I am not any kind of expert in this area but I have read accounts that suggest that pedophilia [sic] is an extremely stubborn mental disorder. Many pedophiles genuinely seem to believe that quite young children are sexually attracted to them. Whether it’s a kind of mental self defence against accepting the truth, or whether it’s a genuine malfunction of the brain, is quite another matter.
It is a condition, though. Benjamin Britten, the English 20th century composer, was an ephebeophile - he was attracted to adolescent boys. I have known people who knew Britten, and he was watched over - especially by Peter Pears - to ensure that he did nothing criminal. One person who knew Britten well made the interesting comment that he didn’t want power over them or sex, he was just totally infatuated with boys who were great singers.
Because people appreciated this he was treated more as if he had an unfortunate disability than a potentially dangerous psychological condition.
You could say that this happened because he was, incidentally, possibly the greatest composer of the century. Or you could say that people recognised that he did not want to abuse children.
To me it shows how complicated the whole thing is and suggests that there are several different disorders involved. I do think that some people do not care about others through genetic causes, and that others absorb the climate. Society and the media may affect the way they express their sociopathy, but you need the seeds to take root in the different soils.
It is an interesting subject.
I have read a lot of Dodgson literature, partly because my subject in sociology of religion related to the 19th century and the effect of scientific progress on the Church of England.
Under the rules of the time, only Heads of Houses at Oxford could marry. Not only that, but once girls reached a certain age they had to be chaperoned and were soon married off. This meant that academics either had to leave or be celibate with little social contact with women. There is a fair bit of evidence that Dodgson liked women and would have wanted to have a family, but his career as a mathematician would then have ended and he would not have wanted to end up as a country parson. (It is even faintly possible that he had an affair with Julia Margaret Cameron).

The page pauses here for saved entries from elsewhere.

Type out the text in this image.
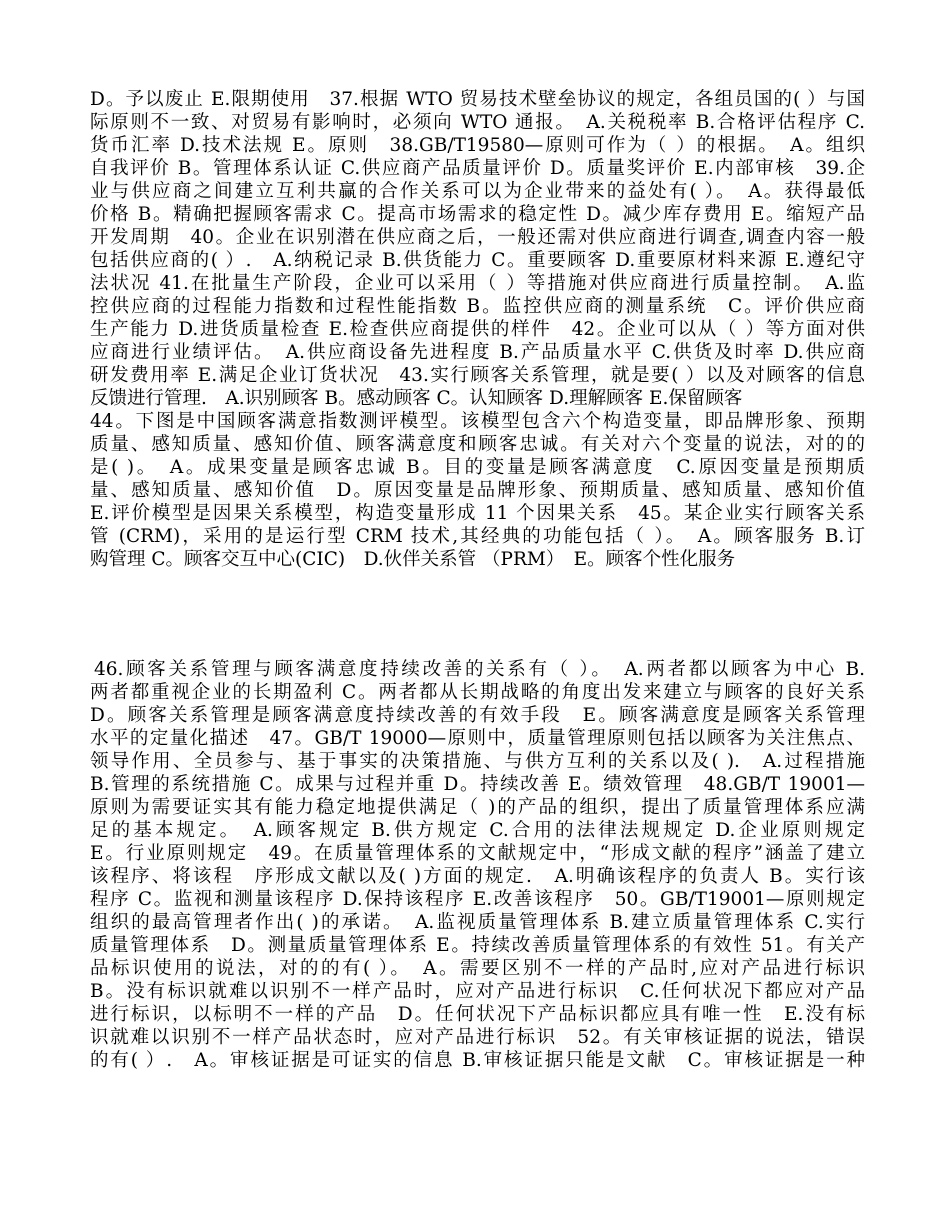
D。予以废止 E.限期使用　37.根据 WTO 贸易技术壁垒协议的规定，各组员国的( ）与国
际原则不一致、对贸易有影响时，必须向 WTO 通报。　A.关税税率 B.合格评估程序 C.
货币汇率 D.技术法规 E。原则　38.GB/T19580—原则可作为（ ）的根据。　A。组织
自我评价 B。管理体系认证 C.供应商产品质量评价 D。质量奖评价 E.内部审核　39.企
业与供应商之间建立互利共赢的合作关系可以为企业带来的益处有( ）。　A。获得最低
价格 B。精确把握顾客需求 C。提高市场需求的稳定性 D。减少库存费用 E。缩短产品
开发周期　40。企业在识别潜在供应商之后，一般还需对供应商进行调查,调查内容一般
包括供应商的( ）.　A.纳税记录 B.供货能力 C。重要顾客 D.重要原材料来源 E.遵纪守
法状况 41.在批量生产阶段，企业可以采用（ ）等措施对供应商进行质量控制。　A.监
控供应商的过程能力指数和过程性能指数 B。监控供应商的测量系统　C。评价供应商
生产能力 D.进货质量检查 E.检查供应商提供的样件　42。企业可以从（ ）等方面对供
应商进行业绩评估。　A.供应商设备先进程度 B.产品质量水平 C.供货及时率 D.供应商
研发费用率 E.满足企业订货状况　43.实行顾客关系管理，就是要( ）以及对顾客的信息
反馈进行管理.　A.识别顾客 B。感动顾客 C。认知顾客 D.理解顾客 E.保留顾客
44。下图是中国顾客满意指数测评模型。该模型包含六个构造变量，即品牌形象、预期
质量、感知质量、感知价值、顾客满意度和顾客忠诚。有关对六个变量的说法，对的的
是( )。　A。成果变量是顾客忠诚 B。目的变量是顾客满意度　C.原因变量是预期质
量、感知质量、感知价值　D。原因变量是品牌形象、预期质量、感知质量、感知价值
E.评价模型是因果关系模型，构造变量形成 11 个因果关系　45。某企业实行顾客关系
管 (CRM)，采用的是运行型 CRM 技术,其经典的功能包括（ ）。　A。顾客服务 B.订
购管理 C。顾客交互中心(CIC)　D.伙伴关系管 （PRM）　E。顾客个性化服务
46.顾客关系管理与顾客满意度持续改善的关系有（ ）。　A.两者都以顾客为中心 B.
两者都重视企业的长期盈利 C。两者都从长期战略的角度出发来建立与顾客的良好关系
D。顾客关系管理是顾客满意度持续改善的有效手段　E。顾客满意度是顾客关系管理
水平的定量化描述　47。GB/T 19000—原则中，质量管理原则包括以顾客为关注焦点、
领导作用、全员参与、基于事实的决策措施、与供方互利的关系以及( ).　A.过程措施
B.管理的系统措施 C。成果与过程并重 D。持续改善 E。绩效管理　48.GB/T 19001—
原则为需要证实其有能力稳定地提供满足（ )的产品的组织，提出了质量管理体系应满
足的基本规定。　A.顾客规定 B.供方规定 C.合用的法律法规规定 D.企业原则规定
E。行业原则规定　49。在质量管理体系的文献规定中，“形成文献的程序”涵盖了建立
该程序、将该程　序形成文献以及( )方面的规定.　A.明确该程序的负责人 B。实行该
程序 C。监视和测量该程序 D.保持该程序 E.改善该程序　50。GB/T19001—原则规定
组织的最高管理者作出( )的承诺。　A.监视质量管理体系 B.建立质量管理体系 C.实行
质量管理体系　D。测量质量管理体系 E。持续改善质量管理体系的有效性 51。有关产
品标识使用的说法，对的的有( ）。　A。需要区别不一样的产品时,应对产品进行标识
B。没有标识就难以识别不一样产品时，应对产品进行标识　C.任何状况下都应对产品
进行标识，以标明不一样的产品　D。任何状况下产品标识都应具有唯一性　E.没有标
识就难以识别不一样产品状态时，应对产品进行标识　52。有关审核证据的说法，错误
的有( ）.　A。审核证据是可证实的信息 B.审核证据只能是文献　C。审核证据是一种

Dodgson liked children as children. He appreciated Alice Liddell’s intelligence - which comes over in the Lewis Carroll books - and corresponded with girls, working on interesting ways to teach symbolic logic. tl;dr I suspect him of being a frustrated Victorian paterfamilias who had to sublimate his desires.
I went as Alice one year in college, as a foil to my friend’s most excellent Mad Hatter costume (I’m pretty sure I was mainly invited as his partner for the evening due to my resembling the Disney version of Alice). We both got quite into the research. My conclusion was the same, that Dodgson enjoyed the company of children but wasn’t a creeper.
He was surrounded by young men who he saw all the time. At the time the idea of serious education for women was a bit of a joke. Dodgson went in for a tireless correspondence with his female friends in which he introduced them to some quite advanced mathematical ideas. He even campaigned to allow children to read books during boring sermons in church, scandalising the Low Church, and arrived at the theological conclusion that the way to reconcile the idea of a loving god with the idea of Hell was to assume that Hell existed but it was empty - an elegant application of set theory which also did not go down well in some circles.
Dodgson wasn’t a feminist in a recognisable modern form, but he certainly was alongside improving the status of women.
Almost like some folks in high places are spreading FUD. Then find an egg or two (bonus degradation if it’s someone they already violated once) to take the fall.
Not to kick the hornets nest again, but I think TERF is a slur, the author of the piece makes a distinction between what she feels are “TERFs” and what she feels are “RadFems” - but the average person does not. And I’ve honestly never seen it used without accompany swears and threats of violence, so if its used a slur, its a slur.
We live in a time when academic research is being shut down for fear of public reaction (aka being called a TERF or labelled transphobic)… and thats terrifying to me.
I think “don’t call me cis” makes it much harder to discuss certain issues. I think “terf is a slur” is intended to make it much harder to discuss any of these issues.
Yes, some people misuse the term. It’s not like Dirt or Germaine Greer are any kind of radical feminist, so they can’t be trans-exclusionary ones. No, that doesn’t make it a slur. People have to be able to talk about political movements.
I’m digging out from under grant submission season, but do you have more info on this? I haven’t been able to find any source that doesn’t have a particular viewpoint, and especially not one that actually expresses the university’s viewpoint. This is the type of thing that academic freedom is meant to cover, but working with human subjects (especially about privileged medical info) is bound up in a lot of red tape.
Technically, my contacts are a replacement for lenticular eyeglass lenses (if you have to google that*, count yourself lucky). So, they are indeed more powerful than standard contact lenses. However, with my contact lenses, I have 20/20 vision. So, I need something super-powered to be normal, which makes me one of the most pointless cyborgs ever.
*yeesh. I just googled that to say I did, and I never realized that eyeglass fetishism was a thing. It’s apparently just about all that comes up. Here’s a SFW example of lenticular lenses, in case anyone is interested:
Also, since this is Not Feminism 101 after all, are breast enhancements counted as a cyborg enhancement, as the article would lead me to believe? They are much larger than expected in nature, but largeness isn’t a super power.